Alle Angaben ohne Gewähr. Der Förderrechner ist ein freiwilliger und unverbindlicher Service der Enovato GmbH (42watt).

Details zur Wärmepumpen-Förderung (BEG EM)

Förderkomponenten im Überblick

Die Förderung setzt sich aus einer Grundförderung und optionalen Boni zusammen.

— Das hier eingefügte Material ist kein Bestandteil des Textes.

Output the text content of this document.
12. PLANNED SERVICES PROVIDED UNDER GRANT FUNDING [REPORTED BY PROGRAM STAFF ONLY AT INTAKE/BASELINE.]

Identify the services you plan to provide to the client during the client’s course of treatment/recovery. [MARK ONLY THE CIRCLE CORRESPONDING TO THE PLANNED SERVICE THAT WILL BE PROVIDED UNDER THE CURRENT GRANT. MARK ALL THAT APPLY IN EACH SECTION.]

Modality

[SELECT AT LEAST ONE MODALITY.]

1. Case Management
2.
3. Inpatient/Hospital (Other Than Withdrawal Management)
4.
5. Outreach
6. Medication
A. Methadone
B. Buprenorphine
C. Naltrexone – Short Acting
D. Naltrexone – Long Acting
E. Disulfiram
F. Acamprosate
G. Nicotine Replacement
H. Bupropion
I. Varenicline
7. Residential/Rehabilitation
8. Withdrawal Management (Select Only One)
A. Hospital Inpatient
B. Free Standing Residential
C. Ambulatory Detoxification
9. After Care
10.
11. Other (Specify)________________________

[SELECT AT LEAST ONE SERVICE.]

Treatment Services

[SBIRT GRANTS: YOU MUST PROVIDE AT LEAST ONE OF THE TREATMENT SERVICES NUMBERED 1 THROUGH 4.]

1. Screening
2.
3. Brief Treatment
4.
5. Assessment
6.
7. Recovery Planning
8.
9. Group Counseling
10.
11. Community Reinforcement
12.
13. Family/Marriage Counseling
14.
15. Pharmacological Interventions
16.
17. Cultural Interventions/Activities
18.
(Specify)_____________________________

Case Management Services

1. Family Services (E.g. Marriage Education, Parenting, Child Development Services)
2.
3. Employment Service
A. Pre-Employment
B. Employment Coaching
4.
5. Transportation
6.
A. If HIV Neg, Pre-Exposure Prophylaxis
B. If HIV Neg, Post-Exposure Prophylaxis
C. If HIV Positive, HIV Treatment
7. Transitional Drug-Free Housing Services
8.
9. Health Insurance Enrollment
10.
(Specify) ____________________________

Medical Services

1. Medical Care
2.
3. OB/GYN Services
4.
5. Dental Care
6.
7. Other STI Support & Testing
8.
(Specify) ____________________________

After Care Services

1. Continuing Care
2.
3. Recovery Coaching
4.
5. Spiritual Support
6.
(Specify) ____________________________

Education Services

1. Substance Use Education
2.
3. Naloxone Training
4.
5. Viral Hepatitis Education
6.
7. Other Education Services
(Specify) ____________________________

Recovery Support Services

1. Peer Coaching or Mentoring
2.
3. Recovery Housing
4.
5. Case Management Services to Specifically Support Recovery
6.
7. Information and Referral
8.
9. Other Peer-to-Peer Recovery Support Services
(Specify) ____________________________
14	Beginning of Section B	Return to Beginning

Die Summe aller Komponenten ist auf einen maximalen Fördersatz von 70 % gedeckelt.

KomponenteZuschussVoraussetzungen
Grundförderung30 %Für jede förderfähige Installation einer klimafreundlichen Heizung.
Klimageschwindigkeits-Bonus20 %Nur für Selbstnutzer beim Austausch einer funktionstüchtigen fossilen oder mind. 20 Jahre alten Biomasseheizung.
Effizienz-Bonus5 %Bei Nutzung von Wasser, Erdreich oder Abwasser als Wärmequelle oder bei Einsatz eines natürlichen Kältemittels.
Einkommens-Bonus30 %Nur für Selbstnutzer mit einem zu versteuernden Haushaltseinkommen von max. 40.000 € pro Jahr.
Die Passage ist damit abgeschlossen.